GOD second time writing this because it bugged and deleted it all the first time! anyways, heres why i hate dating around. first of all, it seems so superficial, expensive dates this, expensive gifts that, the constant pressure to seek approval from others about your relationship? plus the whole "just experimenting" thing. like i find someone i wanna be with forever, and they say they want that too, then later change their mind to "i was just experimenting by dating you! no hard feelings!" thats so shallow, consider how others feel maybe? 

anyways, theres dating apps for people who want something serious, but i can't do dating apps. too much pressure, must look PERFECT in pictures (which is a problem for me, i only look cute IRL according to literally EVERYBODY ,even my ex i met off an app said i look cuter in person!) i wanna meet someone organically, like we're friends and fall in love, or we meet at the grocery store and they think i'm pretty so they say hello and we begin to date and love eachother, i think love isnt in the superficial things like gifts and dates, its in the willingness to walk to the end of the earth with somebody. i've loved many people dearly. but they never loved me that much back, to the point of cheating (this is why i dont date swedish people anymore..) or just being plain abusive!

my thing is, i can make any relationship work, no matter how far apart we are, but i'm never able to find anyone else willing to put in the effort, like even when i lived 10 minutes away from my boyfriend, he never planned anything! and anything he planned, always involved him pressuring me into some shit i'm not into at all! 

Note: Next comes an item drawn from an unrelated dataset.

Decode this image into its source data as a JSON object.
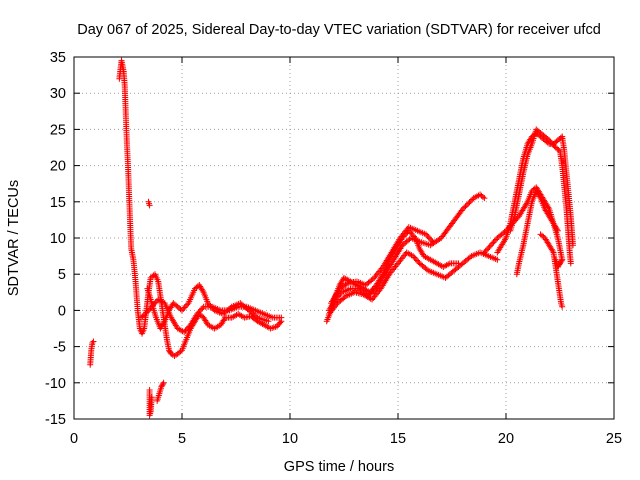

my most recent ex though, i loved her so very dearly! and she can vouch that i was the perfect girlfriend to her, but it was just the wrong time, which obviously makes me sad, sometimes i miss her, but we talked it out and came to terms with the fact that its possible that we'll never be together in that way again, which honestly hurts..  

i feel like logically, i shouldnt be single by now, im loyal, kind, communicative, and i went to culinary school so i can cook and bake perfectly! even my ex vouches for me, so why am i still single? your guess is as good as mine. well, i have a bit of an idea, but it sounds a little pretentious, like, anytime im approached to date, theres always a catch to it, like "oh, i may change my mind, so.." or they're downright weird and only dating me because to them i look like a child or something, which obviously is WEIRD! like okay, i can be a little childish sometimes but its a little weird when you're only dating me because i remind you of one? did you forget i'm not actually a kid or something? weirdo..  

my longest relationship was 4 years and we broke up cause we began dating when we were like 12 and outgrew eachother as we grew up.. so.. that sucks but its okay! my second longest was a year, but shes a filthy cheater so i dont count her, third longest, 5 months, but he was physically abusive.. so i left the state to get away from him, AND he was a loser. so my relationships ending wasnt my fault, but its still a bit tiring

TLDR: i should have a partner by now because i am so perfect and cute and anyone who doesnt want me just doesnt understand true love anymore. also if i had a girlfriend i would love her and hug her and give her a kiss . and if i hjad a boyfriend. i would play video games and make music with him. because if i date a man, he has to be a musician, and also 6'0 and brunette and name has to be benjamin. thanks for listening everyone.